Bacilla Vitruvius Shells occupy an iconic status within architecture and have been used as an emblem for scale and proportion as well as providing the basis of many types of building materials. In addition, shell formation is a good example of the complex relationship between biological mechanisms and the construction of both organic and inorganic materials. An abalone constructs its shell by first forming soft tissues through morphogenesis (the process by which the organism’s cells organise into a pattern). The organism doesn’t build its shell directly but instead these tissues act like a scaffold and the abalone alters the chemical composition of its outer surface in order to induce calcium in its environment to combine with carbon and crystalize through a process called biomineralization. Furthermore, by altering the chemical environment through the addition of extra cellular substances, the shell shifts between different crystalline structures from the inner layer of flat plate-like crystals (sometimes referred to as mother of pearl) to the outer layer which is made up of vertical crystals to create an exceptionally strong surface (Lin, Chen, & Meyers, 2008).

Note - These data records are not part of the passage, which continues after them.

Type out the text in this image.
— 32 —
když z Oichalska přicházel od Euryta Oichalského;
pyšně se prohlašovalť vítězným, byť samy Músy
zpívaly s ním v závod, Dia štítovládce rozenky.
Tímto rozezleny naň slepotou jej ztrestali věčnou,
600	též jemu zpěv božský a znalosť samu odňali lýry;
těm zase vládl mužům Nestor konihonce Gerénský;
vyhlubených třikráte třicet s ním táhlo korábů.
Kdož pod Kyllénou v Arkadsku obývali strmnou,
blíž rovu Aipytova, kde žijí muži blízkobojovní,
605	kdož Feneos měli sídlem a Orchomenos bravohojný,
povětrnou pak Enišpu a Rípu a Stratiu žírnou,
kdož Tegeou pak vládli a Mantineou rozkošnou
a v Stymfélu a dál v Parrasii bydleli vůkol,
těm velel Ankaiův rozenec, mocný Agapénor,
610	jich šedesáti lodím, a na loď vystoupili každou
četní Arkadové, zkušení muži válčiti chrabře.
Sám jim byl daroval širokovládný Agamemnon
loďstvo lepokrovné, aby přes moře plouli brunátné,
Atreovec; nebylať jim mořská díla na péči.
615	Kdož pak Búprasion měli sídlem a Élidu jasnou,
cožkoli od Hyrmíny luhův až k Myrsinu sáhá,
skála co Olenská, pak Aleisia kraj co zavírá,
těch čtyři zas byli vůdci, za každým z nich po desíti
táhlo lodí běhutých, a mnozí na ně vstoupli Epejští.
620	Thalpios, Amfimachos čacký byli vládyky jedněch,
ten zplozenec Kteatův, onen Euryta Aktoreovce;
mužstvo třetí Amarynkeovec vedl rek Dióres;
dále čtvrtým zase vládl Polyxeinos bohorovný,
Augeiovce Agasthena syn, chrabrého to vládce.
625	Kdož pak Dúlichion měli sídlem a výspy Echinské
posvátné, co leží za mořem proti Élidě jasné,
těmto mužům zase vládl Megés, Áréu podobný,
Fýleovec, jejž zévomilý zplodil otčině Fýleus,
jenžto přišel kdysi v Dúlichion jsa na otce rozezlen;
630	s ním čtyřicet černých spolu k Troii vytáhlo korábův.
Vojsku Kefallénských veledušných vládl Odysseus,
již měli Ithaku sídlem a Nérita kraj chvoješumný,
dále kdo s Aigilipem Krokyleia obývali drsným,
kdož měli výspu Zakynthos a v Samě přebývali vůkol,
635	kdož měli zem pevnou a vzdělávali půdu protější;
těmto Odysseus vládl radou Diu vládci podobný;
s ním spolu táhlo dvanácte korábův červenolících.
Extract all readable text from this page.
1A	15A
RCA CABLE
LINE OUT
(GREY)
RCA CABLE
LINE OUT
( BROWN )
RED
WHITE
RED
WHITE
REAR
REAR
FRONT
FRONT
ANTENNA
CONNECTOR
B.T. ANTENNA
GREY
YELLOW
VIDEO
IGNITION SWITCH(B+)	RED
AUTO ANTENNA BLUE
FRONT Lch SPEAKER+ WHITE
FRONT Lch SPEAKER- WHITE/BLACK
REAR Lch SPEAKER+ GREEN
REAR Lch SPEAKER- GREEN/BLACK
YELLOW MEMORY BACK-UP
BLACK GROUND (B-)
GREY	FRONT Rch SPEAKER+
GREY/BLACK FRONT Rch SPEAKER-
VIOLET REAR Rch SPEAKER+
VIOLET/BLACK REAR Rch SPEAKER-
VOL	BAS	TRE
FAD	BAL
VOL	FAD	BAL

By controlling this process of mineralization, the abalone constructs a single material with the properties of a composite material and creates a structure with significant strength with very little expenditure of energy. This is a fascinating process, not least because the status of the shell is ambiguous. Its form and material are products of its environment and, although it is not living, it cannot be considered as entirely inorganic. Both biomineralization and morphogenesis are often studied independently in science and this proposal makes use of a number of recent scientific breakthroughs .

The two processes are rarely studied together in science, however, and have never been studied together in the context of design. Biomineralization has been studied in the context of the built environment as a way of creating new ‘self healing’ materials; and through design speculations such as Magnus Larson’s proposal to create new sandstone structures through the consolidation of sand dunes and Rachel Armstrong’s proposal to refloat Venice through the building of a protocell induced calcium carbonate reef. Aside, however, from the potential applications of biomineralisation, the process itself is worthy of further study, particularly in relation to bacteria induced calcium carbonate which can be seen as a prototype for processes seen in more complex organisms such as abalones. Over the two years we have developed two pilot studies on bacteria induced mineralization, both undertaken in collaboration with Northumbria University, linking PhD. and Masters students in Architecture with a Researcher in Biochemistry (Dr. Meng Zhang) .

The results of testing different bacteria under different chemical and physical conditions led to a wide range of different crystal morphologies and patterns. The key outcome was the demonstration of a process which begins to link the design of macro structures to microscale effects and fosters an understanding of the relationship between biological, chemical and physical constraints on the state space of this type of material construction.